RC-1290 - Oh how I wish I had the freedom of DX11! However, we are shipping on iPhone 4 hardware, and we are squeezing every last drop of performance we can. Like many others, dynamic batching doesn’t really help. It’s like pushing down a lump in the carpet. With dynamic batching off, you get a CPU hit from the draw calls. Turning batching on means the driver does less work, but the same amount of CPU is just shifted over to the batching system. (In our experience, dynamic batching only helps when you have a handful of objects with way less vertices than the cutoff points set by Unity.)
Having said all that, we hoped to push off some rendering work to the GPU. NVidia layed out a clever way of geometry instancing without specific hardware support: You duplicate your mesh data, but insert an extra attribute per vertex that is an instance identifier. You render that entire mesh, and in your vertex shader you can use that instance identifier as an index into an array of matrices, or, in our case, simply a position vector. The end result is a single draw call, and no CPU time spent in the dynamic batching system. However, the whole thing breaks down if you can’t declare array uniforms in a vertex shader.
I was hoping that we could use bone weights as a halfway measure, but Unity does not give access to the bone weights and indices in the shaders. (Why, I have no idea, and it is really disappointing.)
I did look into doing vertex texture fetching, and wrote up a solution.
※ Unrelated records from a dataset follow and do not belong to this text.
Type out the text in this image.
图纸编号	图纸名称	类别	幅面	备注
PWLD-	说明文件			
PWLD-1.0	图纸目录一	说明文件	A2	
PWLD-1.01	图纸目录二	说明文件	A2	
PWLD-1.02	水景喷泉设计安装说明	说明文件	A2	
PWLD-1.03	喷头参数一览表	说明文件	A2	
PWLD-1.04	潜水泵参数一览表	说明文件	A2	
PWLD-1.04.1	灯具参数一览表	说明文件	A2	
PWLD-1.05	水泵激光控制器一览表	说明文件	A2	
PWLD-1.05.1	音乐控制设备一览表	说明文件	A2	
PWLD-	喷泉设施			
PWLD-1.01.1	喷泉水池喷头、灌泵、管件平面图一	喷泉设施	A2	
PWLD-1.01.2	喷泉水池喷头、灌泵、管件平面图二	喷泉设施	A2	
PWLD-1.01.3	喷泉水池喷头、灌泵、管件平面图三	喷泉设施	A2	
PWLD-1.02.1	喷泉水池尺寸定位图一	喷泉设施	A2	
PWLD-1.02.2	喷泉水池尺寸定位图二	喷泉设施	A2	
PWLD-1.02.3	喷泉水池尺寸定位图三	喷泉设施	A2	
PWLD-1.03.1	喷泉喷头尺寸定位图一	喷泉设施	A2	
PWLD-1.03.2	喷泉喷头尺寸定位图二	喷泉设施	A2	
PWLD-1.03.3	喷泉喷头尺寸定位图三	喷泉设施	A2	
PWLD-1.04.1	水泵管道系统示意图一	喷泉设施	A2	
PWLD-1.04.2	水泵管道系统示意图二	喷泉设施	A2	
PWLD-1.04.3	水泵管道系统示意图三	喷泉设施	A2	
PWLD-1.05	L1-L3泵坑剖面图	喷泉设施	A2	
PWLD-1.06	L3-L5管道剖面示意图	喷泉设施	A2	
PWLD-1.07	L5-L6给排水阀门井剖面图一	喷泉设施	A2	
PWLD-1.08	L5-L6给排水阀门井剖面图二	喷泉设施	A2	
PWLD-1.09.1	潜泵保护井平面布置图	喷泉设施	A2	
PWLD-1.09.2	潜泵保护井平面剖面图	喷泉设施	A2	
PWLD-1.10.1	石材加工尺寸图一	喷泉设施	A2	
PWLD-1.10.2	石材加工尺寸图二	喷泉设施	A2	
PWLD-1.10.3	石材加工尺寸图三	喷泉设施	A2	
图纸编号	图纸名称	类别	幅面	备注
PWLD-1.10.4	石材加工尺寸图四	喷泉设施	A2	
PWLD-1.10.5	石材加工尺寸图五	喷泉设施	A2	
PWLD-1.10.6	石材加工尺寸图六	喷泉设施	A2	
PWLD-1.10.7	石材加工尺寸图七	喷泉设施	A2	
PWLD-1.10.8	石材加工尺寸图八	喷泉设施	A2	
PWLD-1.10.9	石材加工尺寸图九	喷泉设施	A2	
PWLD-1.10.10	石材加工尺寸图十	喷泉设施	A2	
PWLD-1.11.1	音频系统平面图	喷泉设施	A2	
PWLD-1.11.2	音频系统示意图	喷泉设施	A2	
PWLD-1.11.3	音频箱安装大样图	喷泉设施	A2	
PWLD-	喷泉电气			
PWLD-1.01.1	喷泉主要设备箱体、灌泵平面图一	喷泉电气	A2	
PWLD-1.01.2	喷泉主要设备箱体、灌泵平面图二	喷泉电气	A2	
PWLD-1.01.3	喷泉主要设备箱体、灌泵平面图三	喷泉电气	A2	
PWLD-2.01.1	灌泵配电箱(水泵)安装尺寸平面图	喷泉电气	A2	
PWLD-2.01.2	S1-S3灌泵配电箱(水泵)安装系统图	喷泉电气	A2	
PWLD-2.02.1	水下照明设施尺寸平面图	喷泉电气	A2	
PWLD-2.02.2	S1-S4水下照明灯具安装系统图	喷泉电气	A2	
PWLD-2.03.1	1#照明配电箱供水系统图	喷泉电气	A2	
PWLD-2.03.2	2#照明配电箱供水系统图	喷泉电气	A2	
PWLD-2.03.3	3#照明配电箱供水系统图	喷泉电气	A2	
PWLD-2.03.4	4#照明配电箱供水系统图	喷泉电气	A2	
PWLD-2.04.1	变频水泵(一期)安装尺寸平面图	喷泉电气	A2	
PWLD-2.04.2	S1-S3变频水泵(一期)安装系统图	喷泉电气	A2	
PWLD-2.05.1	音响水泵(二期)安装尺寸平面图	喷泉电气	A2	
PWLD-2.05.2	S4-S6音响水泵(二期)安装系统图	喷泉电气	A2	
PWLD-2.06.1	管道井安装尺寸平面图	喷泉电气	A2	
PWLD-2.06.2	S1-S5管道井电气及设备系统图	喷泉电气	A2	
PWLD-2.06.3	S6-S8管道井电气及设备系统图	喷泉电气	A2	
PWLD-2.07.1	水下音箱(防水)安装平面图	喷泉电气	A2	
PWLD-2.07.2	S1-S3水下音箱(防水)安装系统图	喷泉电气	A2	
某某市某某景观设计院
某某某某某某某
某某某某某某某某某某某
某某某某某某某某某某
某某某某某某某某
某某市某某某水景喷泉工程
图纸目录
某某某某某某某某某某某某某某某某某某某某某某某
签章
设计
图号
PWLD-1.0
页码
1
In general, I don’t like locking GPU resources per frame and a 10,000 texture lookups in the vertex stage gives me pause, especially when arrays are a rather fundamental and officially supported data type in most other shader frameworks. They’re there for a purpose.
Since writing my original post, I discovered a means of actually setting a real array in the vertex shader. Because of this, the instancing technique works, and we went from 44 FPS to 52 FPS 10 minutes after I discovered this maneuver.
It doesn’t require a plugin or anything special. I don’t think this is a documented way of handling arrays, and I reverse engineered how to get it done. Before posting the solution publicly and promoting a potentially unintended means of accomplishing shader arrays, I’d like to hear a Unity person weigh in. Otherwise, I’ll post the solution later today. (Someone else probably discovered this too, or it’s published elsewhere deep in the internet that I failed to find from hours of googling.)
BTW: Here is a link to the aforementioned instancing technique: http://http.developer.nvidia.com/GPUGems2/gpugems2_chapter03.html It’s under “Vertex Constants Instancing”